While fixing the fences issue of PR80640 I've noticed that a similar oversight
is present in expansion of atomic loads on x86: they become volatile loads, but
that is insufficient, a compiler memory barrier is still needed.  Volatility
prevents tearing the load (preserves non-divisibility of atomic access), but
does not prevent propagation and code motion of non-volatile accesses across the
load.  The testcase below demonstrates that even SEQ_CST loads are mishandled.

It's less clear how to fix this one.  AFAICS there are two possible approaches:
either emit explicit compiler barriers on either side of the load (a barrier
before the load is needed for SEQ_CST loads), or change how atomic loads are
expressed in RTL: atomic stores already use ATOMIC_STA UNSPECs, so they don't
suffer from this issue.  The asymmetry seems odd to me.

The former approach is easier and exposes non-seq-cst loads upwards for
optimization, so that's what the proposed patch implements.
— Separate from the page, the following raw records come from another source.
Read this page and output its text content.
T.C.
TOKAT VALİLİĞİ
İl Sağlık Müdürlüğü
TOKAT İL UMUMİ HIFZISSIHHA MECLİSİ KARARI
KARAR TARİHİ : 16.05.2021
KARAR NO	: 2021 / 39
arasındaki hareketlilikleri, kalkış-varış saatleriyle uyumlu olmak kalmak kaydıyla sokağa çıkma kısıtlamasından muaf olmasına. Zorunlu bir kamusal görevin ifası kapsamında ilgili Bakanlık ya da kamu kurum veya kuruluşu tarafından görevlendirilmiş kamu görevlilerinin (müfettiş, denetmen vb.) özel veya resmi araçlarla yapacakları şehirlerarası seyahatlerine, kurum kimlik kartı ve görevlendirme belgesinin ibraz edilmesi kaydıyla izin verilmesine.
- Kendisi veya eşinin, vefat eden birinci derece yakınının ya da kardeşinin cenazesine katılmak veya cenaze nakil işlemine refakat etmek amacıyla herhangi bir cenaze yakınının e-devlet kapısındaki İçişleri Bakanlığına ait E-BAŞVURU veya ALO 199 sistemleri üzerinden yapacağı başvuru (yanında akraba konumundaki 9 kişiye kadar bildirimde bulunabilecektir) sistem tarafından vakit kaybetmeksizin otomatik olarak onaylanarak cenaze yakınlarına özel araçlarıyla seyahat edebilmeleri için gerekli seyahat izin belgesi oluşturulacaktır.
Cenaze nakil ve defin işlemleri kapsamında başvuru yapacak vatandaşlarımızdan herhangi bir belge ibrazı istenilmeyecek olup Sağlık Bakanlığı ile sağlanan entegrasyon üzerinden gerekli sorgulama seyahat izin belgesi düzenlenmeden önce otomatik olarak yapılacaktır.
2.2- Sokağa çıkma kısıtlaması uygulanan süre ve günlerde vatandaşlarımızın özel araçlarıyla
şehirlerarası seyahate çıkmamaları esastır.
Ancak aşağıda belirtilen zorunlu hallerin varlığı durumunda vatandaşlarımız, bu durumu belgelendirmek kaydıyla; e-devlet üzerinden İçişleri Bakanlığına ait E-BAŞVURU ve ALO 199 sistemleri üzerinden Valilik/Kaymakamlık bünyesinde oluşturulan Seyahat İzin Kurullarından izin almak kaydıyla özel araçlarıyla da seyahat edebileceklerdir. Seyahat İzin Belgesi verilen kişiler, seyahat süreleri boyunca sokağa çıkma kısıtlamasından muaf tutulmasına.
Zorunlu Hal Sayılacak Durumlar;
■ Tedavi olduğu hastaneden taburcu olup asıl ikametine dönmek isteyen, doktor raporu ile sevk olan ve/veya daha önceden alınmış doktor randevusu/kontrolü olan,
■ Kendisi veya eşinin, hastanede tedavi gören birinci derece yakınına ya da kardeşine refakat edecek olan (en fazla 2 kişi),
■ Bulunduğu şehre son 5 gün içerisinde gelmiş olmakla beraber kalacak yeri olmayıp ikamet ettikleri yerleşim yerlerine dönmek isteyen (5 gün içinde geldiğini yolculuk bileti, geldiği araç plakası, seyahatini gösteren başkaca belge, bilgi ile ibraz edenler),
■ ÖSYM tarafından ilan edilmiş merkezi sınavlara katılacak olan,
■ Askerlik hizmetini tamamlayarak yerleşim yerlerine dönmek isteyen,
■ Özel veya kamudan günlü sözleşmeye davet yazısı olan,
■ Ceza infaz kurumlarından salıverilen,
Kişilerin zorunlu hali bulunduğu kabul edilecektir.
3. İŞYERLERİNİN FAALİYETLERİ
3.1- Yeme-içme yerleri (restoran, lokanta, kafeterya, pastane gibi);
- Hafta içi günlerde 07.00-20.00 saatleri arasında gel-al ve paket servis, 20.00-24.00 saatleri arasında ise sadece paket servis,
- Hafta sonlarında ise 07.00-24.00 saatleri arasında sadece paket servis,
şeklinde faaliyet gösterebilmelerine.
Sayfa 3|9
The s390 backend suffers from the same issue, except there the atomic stores are
affected too.

Alexander

	* config/i386/sync.md (atomic_load<mode>): Emit a compiler barrier
	before (only for SEQ_CST order) and after the load.
testsuite/
	* gcc.target/i386/pr80640-2.c: New testcase.
---
 gcc/config/i386/sync.md                   |  7 +++++++
 gcc/testsuite/gcc.target/i386/pr80640-2.c | 11 +++++++++++
 2 files changed, 18 insertions(+)
 create mode 100644 gcc/testsuite/gcc.target/i386/pr80640-2.c

diff --git a/gcc/config/i386/sync.md b/gcc/config/i386/sync.md
index 619d53b..35a7b38 100644
--- a/gcc/config/i386/sync.md
+++ b/gcc/config/i386/sync.md
@@ -155,6 +155,11 @@ (define_expand "atomic_load<mode>"
 		       UNSPEC_LDA))]
   ""
 {
+  enum memmodel model = memmodel_from_int (INTVAL (operands[2]));
+
+  if (is_mm_seq_cst (model))
+    expand_asm_memory_barrier ();
+
   /* For DImode on 32-bit, we can use the FPU to perform the load.  */
   if (<MODE>mode == DImode && !TARGET_64BIT)
     emit_insn (gen_atomic_loaddi_fpu
@@ -173,6 +178,8 @@ (define_expand "atomic_load<mode>"
       if (dst != operands[0])
 	emit_move_insn (operands[0], dst);
     }
+  if (!is_mm_relaxed (model))
+    expand_asm_memory_barrier ();
   DONE;
 })
 
diff --git a/gcc/testsuite/gcc.target/i386/pr80640-2.c b/gcc/testsuite/gcc.target/i386/pr80640-2.c
new file mode 100644
index 0000000..f0a050c
--- /dev/null
+++ b/gcc/testsuite/gcc.target/i386/pr80640-2.c
@@ -0,0 +1,11 @@
+/* { dg-do compile } */
+/* { dg-options "-O2 -fno-tree-ter" } */
+/* { dg-final { scan-assembler-not "xorl\[\\t \]*\\\%eax,\[\\t \]*%eax" } } */
+
+int f(int *p, volatile _Bool *p1, _Atomic _Bool *p2)
+{
+  int v = *p;
+  *p1 = !v;
+  while (__atomic_load_n (p2, __ATOMIC_SEQ_CST));
+  return v - *p;
+}